The argument has some superficial appeal. However, upon closer analysis, we reject it. It is true that the intent of the workers' compensation lien provision is to avoid double recoveries which may occur when a beneficiary of workers' compensation benefits also receives, from a third party, damages that match those benefits. Frazier v. N.J. Mfr. Ins. Co., 142 N.J. 590, 597, 667 A.2d 670 (1995). However, there are other considerations. First, we note that damages for loss of companionship and society are really economic dependency damages. See Green v. Bittner, 85 N.J. 1, 424 A.2d 210 (1980). The measure of these sorts of damages is the monetary value of those services which the dead companion used to provide and for which the dependent must now pay. Id. at 11, 424 A.2d 210. Here, the workers' compensation dependency benefits paid to Heidi are, in part, to redress her monetary loss of DeLane's companionship and society.

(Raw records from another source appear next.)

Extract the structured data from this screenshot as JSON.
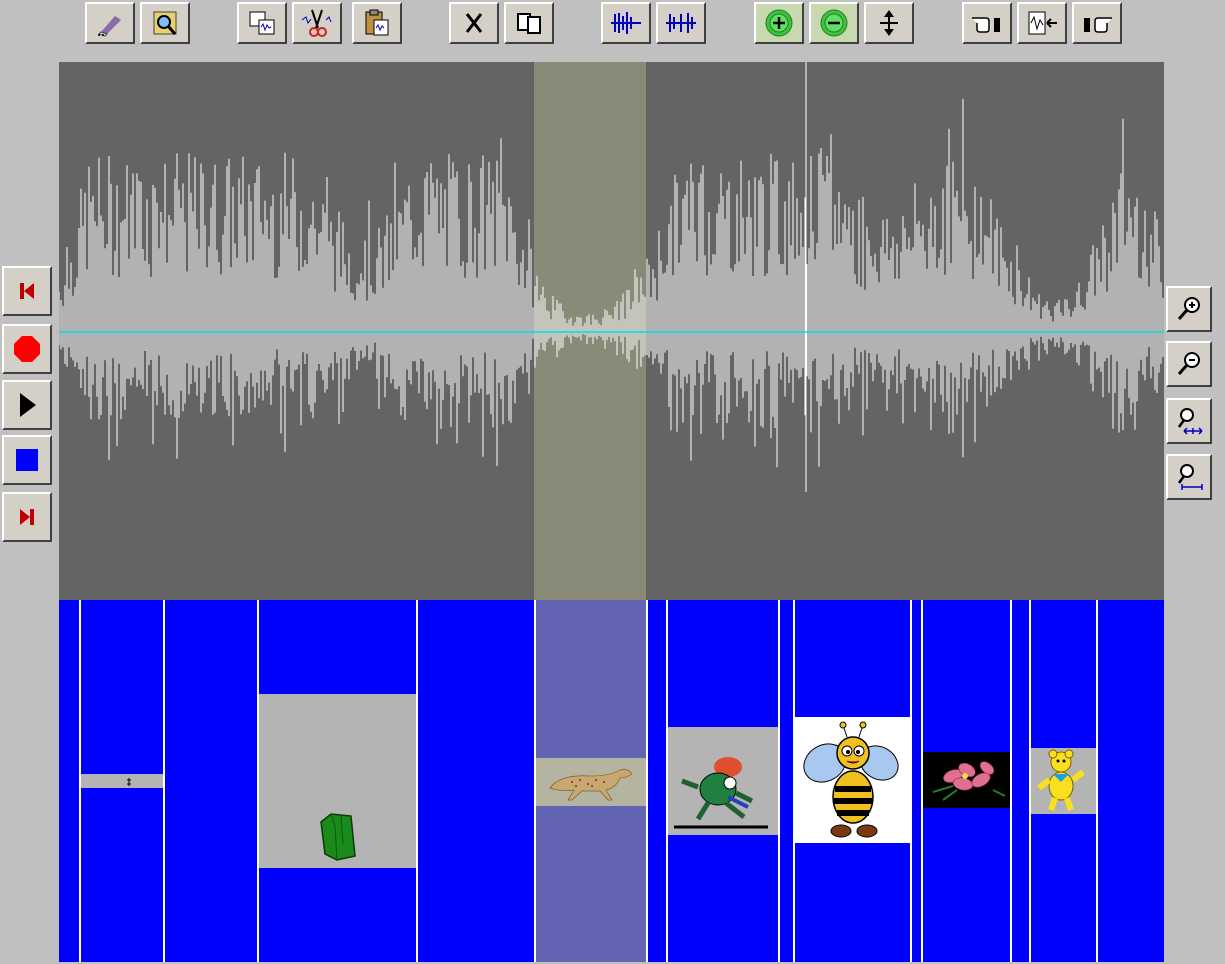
{
  "app": {
    "background": "#c0c0c0",
    "wave_bg": "#646464",
    "wave_color": "#ffffff",
    "axis_color": "#00e0e0",
    "clip_bg": "#0000ff",
    "selection_color": "#8a8a78"
  },
  "toolbar": {
    "buttons": [
      {
        "name": "eraser-button",
        "icon": "eraser-icon"
      },
      {
        "name": "find-button",
        "icon": "magnifier-folder-icon"
      },
      {
        "name": "copy-clip-button",
        "icon": "copy-wave-icon"
      },
      {
        "name": "cut-clip-button",
        "icon": "scissors-icon"
      },
      {
        "name": "paste-clip-button",
        "icon": "clipboard-icon"
      },
      {
        "name": "delete-button",
        "icon": "x-icon"
      },
      {
        "name": "duplicate-button",
        "icon": "duplicate-icon"
      },
      {
        "name": "insert-silence-button",
        "icon": "wave-insert-icon"
      },
      {
        "name": "split-wave-button",
        "icon": "wave-split-icon"
      },
      {
        "name": "volume-up-button",
        "icon": "plus-circle-icon"
      },
      {
        "name": "volume-down-button",
        "icon": "minus-circle-icon"
      },
      {
        "name": "normalize-button",
        "icon": "up-down-arrows-icon"
      },
      {
        "name": "point-left-button",
        "icon": "hand-left-icon"
      },
      {
        "name": "trim-button",
        "icon": "wave-trim-icon"
      },
      {
        "name": "point-right-button",
        "icon": "hand-right-icon"
      }
    ]
  },
  "transport": {
    "buttons": [
      {
        "name": "go-to-start-button",
        "icon": "skip-start-icon"
      },
      {
        "name": "record-button",
        "icon": "record-icon"
      },
      {
        "name": "play-button",
        "icon": "play-icon"
      },
      {
        "name": "stop-button",
        "icon": "stop-icon"
      },
      {
        "name": "go-to-end-button",
        "icon": "skip-end-icon"
      }
    ]
  },
  "zoom": {
    "buttons": [
      {
        "name": "zoom-in-button",
        "icon": "zoom-in-icon"
      },
      {
        "name": "zoom-out-button",
        "icon": "zoom-out-icon"
      },
      {
        "name": "zoom-selection-button",
        "icon": "zoom-fit-icon"
      },
      {
        "name": "zoom-all-button",
        "icon": "zoom-full-icon"
      }
    ]
  },
  "clips": [
    {
      "name": "clip-1",
      "thumb": "small-label-thumb",
      "bg": "#b4b4b4"
    },
    {
      "name": "clip-2",
      "thumb": "green-bag-thumb",
      "bg": "#b4b4b4"
    },
    {
      "name": "clip-3",
      "thumb": "cheetah-thumb",
      "bg": "#b4b4b4"
    },
    {
      "name": "clip-4",
      "thumb": "cartoon-runner-thumb",
      "bg": "#b4b4b4"
    },
    {
      "name": "clip-5",
      "thumb": "bee-thumb",
      "bg": "#ffffff"
    },
    {
      "name": "clip-6",
      "thumb": "flowers-thumb",
      "bg": "#000000"
    },
    {
      "name": "clip-7",
      "thumb": "yellow-bear-thumb",
      "bg": "#b4b4b4"
    }
  ]
}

Second, a wrongful death claim is a single claim, not a collection of separate causes of action. In DeFelice v. Beall, 274 N.J.Super. 592, 598, 644 A.2d 1136 (App.Div.), certif. denied, 138 N.J. 268, 649 A.2d 1288 (1994), we held that:
where one person is injured and dies from injuries sustained in an automobile accident, the loss of care, guidance, advice and services claims of the dependents are subsumed in a single action under the Wrongful Death Act, and are components of a single pecuniary loss claim. The claim of the administrator ad Prosequendum or the executor is subject to the per-person limit of the policy.
[Id. at 598,644 A.2d 1136 (emphasis added).]

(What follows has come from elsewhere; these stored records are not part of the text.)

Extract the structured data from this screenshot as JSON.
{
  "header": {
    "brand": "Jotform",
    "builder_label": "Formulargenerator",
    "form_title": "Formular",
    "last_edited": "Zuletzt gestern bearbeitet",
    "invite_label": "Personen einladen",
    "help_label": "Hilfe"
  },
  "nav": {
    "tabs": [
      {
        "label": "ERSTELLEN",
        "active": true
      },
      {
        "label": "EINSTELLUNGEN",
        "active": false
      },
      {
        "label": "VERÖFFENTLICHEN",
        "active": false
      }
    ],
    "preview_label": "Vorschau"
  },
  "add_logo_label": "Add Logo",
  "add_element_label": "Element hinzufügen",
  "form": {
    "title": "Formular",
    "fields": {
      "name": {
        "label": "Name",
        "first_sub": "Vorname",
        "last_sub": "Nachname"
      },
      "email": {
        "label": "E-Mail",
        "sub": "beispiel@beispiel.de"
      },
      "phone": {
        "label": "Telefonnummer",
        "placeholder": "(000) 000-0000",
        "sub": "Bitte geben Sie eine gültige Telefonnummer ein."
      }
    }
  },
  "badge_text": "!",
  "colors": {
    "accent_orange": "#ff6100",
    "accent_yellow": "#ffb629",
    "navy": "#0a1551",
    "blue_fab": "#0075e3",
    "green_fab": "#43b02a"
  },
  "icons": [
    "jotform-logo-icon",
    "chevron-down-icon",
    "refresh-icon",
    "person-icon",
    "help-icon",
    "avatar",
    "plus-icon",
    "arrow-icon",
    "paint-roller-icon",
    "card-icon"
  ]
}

See also, McMullen v. Maryland Cas. Co., 127 N.J.Super. 231, 238, 317 A.2d 75 (App.Div.1974), aff'd, 67 N.J. 416, 341 A.2d 334 (1975) (stating that a recovery from wrongful death is one lump sum representing all economic losses, past and future).
Third, the language of N.J.S.A. 34:15-40 supports the conclusion that the entire wrongful death recovery is subject to the lien. N.J.S.A. 34:15-40 provides as follows in pertinent part:
Liability of third party
Where a third person is liable to the employee or his dependents for an injury or death, the existence of a right of compensation from the employer or insurance carrier under this statute shall not operate as a bar to the action of the employee or his dependents, nor be regarded as establishing a measure of damage therein. In the event that the employee or his dependents shall recover and be paid from the said third person or his insurance carrier, any sum in release or in judgment on account of his or its liability to the injured employee or his dependents, the liability of the employer under this statute thereupon shall be only such as is hereinafter in this section provided․
[N.J.S.A. 34:15-40 (emphasis added).]
The language of the statute does not exempt any portion of the recovery from the lien. Rather, the lien attaches to “any sum” recovered from the third party. It is well-settled that if the language of a statute is clear on its face, the sole function of the court is enforce it according to its terms. Hubbard v. Reed, 168 N.J. 387, 392, 774 A.2d 495 (2001).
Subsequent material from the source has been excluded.